In Campidoglio il Pd locale è scatenato: “Invitare gli esperti è utile”, ha detto la consigliere comunale Ilaria Piccolo, “ma se ne devono invitare di più. Abbiamo capito che la direzione della maggioranza è verso il vegetariano e il vegano, ma per farci un’idea complessiva si dovrebbe invitare anche l’unione macellai, altrimenti non va bene”. Questa la critica di Ilaria Piccolo, consigliera Pd. “Spesso sono invitate solo determinate associazioni e non altre, e parliamo di metodo, non del merito che invece seguiamo con attenzione”, dice, sempre dal Pd, Valeria Baglio.

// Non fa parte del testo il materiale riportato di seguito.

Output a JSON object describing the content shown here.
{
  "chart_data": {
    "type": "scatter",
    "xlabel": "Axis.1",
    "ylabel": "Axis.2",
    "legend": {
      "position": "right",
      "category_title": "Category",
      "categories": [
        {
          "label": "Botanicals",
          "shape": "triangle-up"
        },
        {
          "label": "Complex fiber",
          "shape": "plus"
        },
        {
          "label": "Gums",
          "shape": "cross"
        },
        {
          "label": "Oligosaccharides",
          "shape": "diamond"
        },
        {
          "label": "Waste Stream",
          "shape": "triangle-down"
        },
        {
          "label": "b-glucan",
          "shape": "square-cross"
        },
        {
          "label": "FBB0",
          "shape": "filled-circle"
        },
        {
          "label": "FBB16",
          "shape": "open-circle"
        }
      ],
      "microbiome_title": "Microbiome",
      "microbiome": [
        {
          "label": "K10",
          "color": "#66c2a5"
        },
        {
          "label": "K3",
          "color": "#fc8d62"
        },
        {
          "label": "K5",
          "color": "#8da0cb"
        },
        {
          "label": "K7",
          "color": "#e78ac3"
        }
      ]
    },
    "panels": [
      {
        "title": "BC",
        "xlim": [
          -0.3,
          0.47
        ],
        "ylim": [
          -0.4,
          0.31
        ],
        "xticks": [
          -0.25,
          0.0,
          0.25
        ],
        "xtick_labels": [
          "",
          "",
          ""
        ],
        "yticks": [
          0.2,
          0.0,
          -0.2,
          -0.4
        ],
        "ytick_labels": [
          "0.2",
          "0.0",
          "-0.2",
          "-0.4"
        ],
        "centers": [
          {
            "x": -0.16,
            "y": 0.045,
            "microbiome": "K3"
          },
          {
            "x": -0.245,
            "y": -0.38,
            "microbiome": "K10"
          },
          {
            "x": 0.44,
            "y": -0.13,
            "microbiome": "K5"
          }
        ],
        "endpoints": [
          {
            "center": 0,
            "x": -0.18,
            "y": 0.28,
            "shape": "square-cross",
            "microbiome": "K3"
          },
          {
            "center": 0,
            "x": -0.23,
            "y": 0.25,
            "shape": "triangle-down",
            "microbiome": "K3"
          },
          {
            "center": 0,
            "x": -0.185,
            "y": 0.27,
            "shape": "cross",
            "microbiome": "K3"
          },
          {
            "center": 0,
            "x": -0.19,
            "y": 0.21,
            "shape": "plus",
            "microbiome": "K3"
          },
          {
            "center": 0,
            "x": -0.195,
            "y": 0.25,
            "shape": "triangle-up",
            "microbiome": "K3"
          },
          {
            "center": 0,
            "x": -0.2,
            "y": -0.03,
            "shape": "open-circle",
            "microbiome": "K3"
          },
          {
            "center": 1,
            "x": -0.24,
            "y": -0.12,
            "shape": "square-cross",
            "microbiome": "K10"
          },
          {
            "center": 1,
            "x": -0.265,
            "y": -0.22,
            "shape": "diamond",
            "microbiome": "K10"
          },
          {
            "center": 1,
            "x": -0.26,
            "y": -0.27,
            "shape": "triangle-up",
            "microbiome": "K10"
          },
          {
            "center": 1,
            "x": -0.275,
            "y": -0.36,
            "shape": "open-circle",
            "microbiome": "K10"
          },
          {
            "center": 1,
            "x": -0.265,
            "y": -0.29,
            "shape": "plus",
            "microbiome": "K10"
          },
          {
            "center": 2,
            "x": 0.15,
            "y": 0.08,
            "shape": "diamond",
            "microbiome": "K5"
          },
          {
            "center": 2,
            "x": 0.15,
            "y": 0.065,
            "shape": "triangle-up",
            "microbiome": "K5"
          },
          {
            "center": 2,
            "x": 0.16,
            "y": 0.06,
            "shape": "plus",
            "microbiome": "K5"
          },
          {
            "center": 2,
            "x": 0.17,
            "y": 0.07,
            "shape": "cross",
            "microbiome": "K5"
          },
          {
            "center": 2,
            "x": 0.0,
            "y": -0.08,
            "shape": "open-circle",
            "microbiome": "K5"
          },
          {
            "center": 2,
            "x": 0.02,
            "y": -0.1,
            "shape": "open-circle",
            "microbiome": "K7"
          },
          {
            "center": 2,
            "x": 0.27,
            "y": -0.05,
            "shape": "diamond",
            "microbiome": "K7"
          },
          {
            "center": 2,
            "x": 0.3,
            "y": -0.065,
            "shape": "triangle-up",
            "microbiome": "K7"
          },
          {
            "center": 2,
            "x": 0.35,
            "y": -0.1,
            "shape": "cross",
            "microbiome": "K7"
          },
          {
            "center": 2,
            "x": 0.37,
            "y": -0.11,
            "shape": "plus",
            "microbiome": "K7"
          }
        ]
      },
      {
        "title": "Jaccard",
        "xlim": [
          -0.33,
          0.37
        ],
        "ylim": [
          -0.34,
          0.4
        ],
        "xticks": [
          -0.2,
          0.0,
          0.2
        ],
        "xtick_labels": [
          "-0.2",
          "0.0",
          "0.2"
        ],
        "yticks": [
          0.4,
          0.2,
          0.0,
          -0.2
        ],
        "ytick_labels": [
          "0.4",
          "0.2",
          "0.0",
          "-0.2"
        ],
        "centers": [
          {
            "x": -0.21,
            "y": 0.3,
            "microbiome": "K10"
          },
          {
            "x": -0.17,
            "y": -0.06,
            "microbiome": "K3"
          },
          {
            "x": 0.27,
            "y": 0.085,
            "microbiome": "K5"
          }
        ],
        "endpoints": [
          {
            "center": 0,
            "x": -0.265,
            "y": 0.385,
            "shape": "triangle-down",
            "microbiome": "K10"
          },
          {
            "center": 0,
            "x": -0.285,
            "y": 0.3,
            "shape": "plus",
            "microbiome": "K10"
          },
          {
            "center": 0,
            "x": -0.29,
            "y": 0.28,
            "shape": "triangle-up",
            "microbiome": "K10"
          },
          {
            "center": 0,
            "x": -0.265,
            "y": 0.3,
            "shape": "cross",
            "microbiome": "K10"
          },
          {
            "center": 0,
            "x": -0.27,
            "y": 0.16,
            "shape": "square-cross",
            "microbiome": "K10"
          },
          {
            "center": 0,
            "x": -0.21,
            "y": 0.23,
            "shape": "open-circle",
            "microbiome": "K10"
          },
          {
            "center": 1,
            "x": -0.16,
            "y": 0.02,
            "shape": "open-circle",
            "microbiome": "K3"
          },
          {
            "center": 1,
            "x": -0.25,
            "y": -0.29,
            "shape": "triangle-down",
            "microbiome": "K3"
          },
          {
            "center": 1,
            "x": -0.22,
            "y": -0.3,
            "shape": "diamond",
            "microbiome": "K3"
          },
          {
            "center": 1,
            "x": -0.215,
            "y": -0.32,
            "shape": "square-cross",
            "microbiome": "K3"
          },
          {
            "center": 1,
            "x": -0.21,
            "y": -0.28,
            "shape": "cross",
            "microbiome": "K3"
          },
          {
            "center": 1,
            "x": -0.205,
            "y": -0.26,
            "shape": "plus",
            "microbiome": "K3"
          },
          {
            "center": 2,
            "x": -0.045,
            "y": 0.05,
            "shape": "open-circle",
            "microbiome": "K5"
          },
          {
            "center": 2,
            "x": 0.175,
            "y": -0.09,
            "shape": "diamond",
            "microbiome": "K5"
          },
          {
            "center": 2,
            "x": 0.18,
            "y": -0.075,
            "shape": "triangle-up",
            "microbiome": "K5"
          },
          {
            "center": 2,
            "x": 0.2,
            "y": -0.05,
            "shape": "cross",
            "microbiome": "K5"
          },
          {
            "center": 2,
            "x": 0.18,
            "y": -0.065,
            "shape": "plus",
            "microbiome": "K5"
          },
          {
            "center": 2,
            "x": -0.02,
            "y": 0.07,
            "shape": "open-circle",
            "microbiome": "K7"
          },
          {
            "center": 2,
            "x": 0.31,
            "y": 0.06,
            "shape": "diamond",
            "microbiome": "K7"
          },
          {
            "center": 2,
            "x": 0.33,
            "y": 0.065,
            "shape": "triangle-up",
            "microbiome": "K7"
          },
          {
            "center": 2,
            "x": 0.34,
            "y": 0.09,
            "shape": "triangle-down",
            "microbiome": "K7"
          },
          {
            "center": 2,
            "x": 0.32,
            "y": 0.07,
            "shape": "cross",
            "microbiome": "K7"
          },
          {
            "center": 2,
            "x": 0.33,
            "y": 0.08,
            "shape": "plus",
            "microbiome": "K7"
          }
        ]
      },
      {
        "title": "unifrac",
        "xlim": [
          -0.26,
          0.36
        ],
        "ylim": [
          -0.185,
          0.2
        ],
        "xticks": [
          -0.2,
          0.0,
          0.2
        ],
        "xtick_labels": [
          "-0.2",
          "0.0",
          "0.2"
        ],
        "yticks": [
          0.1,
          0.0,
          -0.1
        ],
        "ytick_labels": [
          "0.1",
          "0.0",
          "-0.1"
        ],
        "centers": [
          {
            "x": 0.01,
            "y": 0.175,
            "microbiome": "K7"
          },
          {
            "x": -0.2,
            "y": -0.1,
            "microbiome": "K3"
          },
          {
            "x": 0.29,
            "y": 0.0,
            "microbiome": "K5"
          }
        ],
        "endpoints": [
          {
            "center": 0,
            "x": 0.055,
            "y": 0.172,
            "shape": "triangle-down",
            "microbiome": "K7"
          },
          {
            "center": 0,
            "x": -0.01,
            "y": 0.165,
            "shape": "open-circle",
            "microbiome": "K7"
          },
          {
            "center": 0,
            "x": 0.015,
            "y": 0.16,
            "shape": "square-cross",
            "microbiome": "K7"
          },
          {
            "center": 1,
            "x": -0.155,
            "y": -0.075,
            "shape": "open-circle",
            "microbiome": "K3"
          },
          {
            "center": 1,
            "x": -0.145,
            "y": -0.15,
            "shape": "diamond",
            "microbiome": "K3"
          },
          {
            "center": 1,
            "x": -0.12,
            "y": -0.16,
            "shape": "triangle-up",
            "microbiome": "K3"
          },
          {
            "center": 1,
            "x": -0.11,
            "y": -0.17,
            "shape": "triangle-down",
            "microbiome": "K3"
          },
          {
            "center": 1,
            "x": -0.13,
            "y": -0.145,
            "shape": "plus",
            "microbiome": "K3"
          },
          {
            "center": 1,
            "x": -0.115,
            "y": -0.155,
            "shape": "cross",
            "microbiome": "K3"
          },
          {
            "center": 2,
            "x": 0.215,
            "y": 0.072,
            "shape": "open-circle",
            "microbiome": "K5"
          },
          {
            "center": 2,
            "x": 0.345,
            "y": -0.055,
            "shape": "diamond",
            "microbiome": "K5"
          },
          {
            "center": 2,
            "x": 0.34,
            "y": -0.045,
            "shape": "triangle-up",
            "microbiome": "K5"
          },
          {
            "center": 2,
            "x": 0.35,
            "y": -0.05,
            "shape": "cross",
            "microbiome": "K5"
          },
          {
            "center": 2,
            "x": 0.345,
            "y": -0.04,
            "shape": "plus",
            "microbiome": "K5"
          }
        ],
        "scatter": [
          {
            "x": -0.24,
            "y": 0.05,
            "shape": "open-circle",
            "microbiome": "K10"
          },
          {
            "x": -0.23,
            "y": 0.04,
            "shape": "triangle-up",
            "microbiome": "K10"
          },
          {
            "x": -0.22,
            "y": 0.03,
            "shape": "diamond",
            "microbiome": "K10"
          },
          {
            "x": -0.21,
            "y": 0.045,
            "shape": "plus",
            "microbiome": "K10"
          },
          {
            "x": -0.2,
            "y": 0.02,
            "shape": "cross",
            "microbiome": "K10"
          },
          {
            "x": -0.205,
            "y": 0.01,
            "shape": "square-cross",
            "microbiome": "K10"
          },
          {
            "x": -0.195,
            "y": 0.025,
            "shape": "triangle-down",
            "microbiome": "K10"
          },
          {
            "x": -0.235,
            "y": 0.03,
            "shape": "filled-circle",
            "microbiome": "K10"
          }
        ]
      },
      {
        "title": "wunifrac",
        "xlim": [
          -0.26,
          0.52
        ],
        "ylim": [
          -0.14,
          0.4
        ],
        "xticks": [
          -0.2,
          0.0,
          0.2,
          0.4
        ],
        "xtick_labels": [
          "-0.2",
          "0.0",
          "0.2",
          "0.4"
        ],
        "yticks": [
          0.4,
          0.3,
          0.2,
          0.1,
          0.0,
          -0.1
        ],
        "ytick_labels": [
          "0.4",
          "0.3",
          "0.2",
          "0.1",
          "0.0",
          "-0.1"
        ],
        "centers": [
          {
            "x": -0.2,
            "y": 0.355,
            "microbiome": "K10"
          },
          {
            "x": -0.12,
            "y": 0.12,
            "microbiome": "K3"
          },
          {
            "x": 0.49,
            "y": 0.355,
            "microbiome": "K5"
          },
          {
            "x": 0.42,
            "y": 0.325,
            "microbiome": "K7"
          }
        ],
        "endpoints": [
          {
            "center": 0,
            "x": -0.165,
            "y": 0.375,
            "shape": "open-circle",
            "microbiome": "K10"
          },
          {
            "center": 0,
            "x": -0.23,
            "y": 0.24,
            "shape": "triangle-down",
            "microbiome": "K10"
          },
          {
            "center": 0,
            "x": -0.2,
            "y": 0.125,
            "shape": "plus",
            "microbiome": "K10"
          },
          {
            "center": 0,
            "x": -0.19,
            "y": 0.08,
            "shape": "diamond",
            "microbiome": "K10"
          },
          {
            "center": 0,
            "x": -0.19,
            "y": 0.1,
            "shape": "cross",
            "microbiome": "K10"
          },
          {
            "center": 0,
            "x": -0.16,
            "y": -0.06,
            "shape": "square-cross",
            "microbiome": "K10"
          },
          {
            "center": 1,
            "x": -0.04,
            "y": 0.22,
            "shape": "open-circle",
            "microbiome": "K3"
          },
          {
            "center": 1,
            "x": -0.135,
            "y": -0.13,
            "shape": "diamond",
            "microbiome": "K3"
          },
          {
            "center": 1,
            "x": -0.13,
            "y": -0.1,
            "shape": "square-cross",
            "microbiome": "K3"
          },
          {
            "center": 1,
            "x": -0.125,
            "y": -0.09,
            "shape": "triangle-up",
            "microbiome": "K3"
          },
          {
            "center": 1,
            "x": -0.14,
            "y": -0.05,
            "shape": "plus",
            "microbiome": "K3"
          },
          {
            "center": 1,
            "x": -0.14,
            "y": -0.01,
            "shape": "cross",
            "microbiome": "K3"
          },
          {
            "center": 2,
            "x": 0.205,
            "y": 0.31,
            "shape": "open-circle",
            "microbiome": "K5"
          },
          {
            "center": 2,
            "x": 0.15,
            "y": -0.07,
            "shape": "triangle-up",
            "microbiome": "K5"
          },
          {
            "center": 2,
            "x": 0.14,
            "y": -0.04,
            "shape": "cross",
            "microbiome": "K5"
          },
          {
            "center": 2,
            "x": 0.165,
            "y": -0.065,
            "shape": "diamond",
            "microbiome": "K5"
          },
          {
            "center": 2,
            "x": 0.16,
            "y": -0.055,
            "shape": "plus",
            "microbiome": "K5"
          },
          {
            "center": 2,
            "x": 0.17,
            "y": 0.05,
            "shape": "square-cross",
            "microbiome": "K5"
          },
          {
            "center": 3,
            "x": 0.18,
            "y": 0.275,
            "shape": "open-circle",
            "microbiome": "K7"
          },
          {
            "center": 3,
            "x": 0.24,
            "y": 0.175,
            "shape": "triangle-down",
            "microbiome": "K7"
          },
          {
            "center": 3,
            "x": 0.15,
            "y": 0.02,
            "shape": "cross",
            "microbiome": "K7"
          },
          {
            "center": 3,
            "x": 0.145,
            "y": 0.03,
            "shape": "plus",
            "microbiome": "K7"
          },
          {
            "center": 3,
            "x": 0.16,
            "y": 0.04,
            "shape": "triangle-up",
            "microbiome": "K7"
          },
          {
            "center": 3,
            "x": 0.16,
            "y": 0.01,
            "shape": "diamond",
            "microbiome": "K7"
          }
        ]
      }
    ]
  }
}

Poi c’è Fratelli d’Italia, con il consigliere Andrea De Priamo che, ferma restando l’attenzione “al tema della sostenibilità e della salute dei bambini”, invita la maggioranza a “non farne una bandiera di tipo ideologico… capisco chi condivide una scelta vegetariana, ma gli esponenti della maggioranza non si improvvisino nutrizionisti esperti e lascino lavorare i nostri uffici competenti, visto che li abbiamo”.
Ed è questo il segno dei tempi (anche romani), nella città dove finora l’abbacchio non era stato neanche lontanamente scalzato dal suo primato presso il cuore dei turisti, ma in cui ora il “dàgli” alla carne e il “viva il vegan” vengono innalzati non solo come stendardi elettorali e come simbolo divisivo tra un “noi” e un “loro” socio-politico (“noi” detto dai Cinque stelle che si intestano la battaglia “bio”, “loro” rivolto a un nemico partitico dipinto come insensibile alla battaglia antiogm-antioliodipalma-antibistecca-noglobal-nocasta-nolobby).
Capita infatti, passeggiando per le vie del centro storico, di scorgere sempre più bar e ristoranti riabilitarsi agli occhi del cittadino della Rete con sfilze di “cornetti vegani” (senza burro) e “pennette al sugo bio”. Ambizioni “no-carne” coltiva a volte pure l’aperitivo in zone sensibili al tam-tam intensivo vegano (“polpette di tofu” – visto a Testaccio; “crocchette di zucchine da coltivazione locale” – visto a San Giovanni; “tapas vegetariane” – visto dietro Piazza Navona). Altro che Stato etico (si ricordano con nostalgia gli anni in cui ancora ci si poteva irritare per una banalissima linea guida ministeriale anti obesità).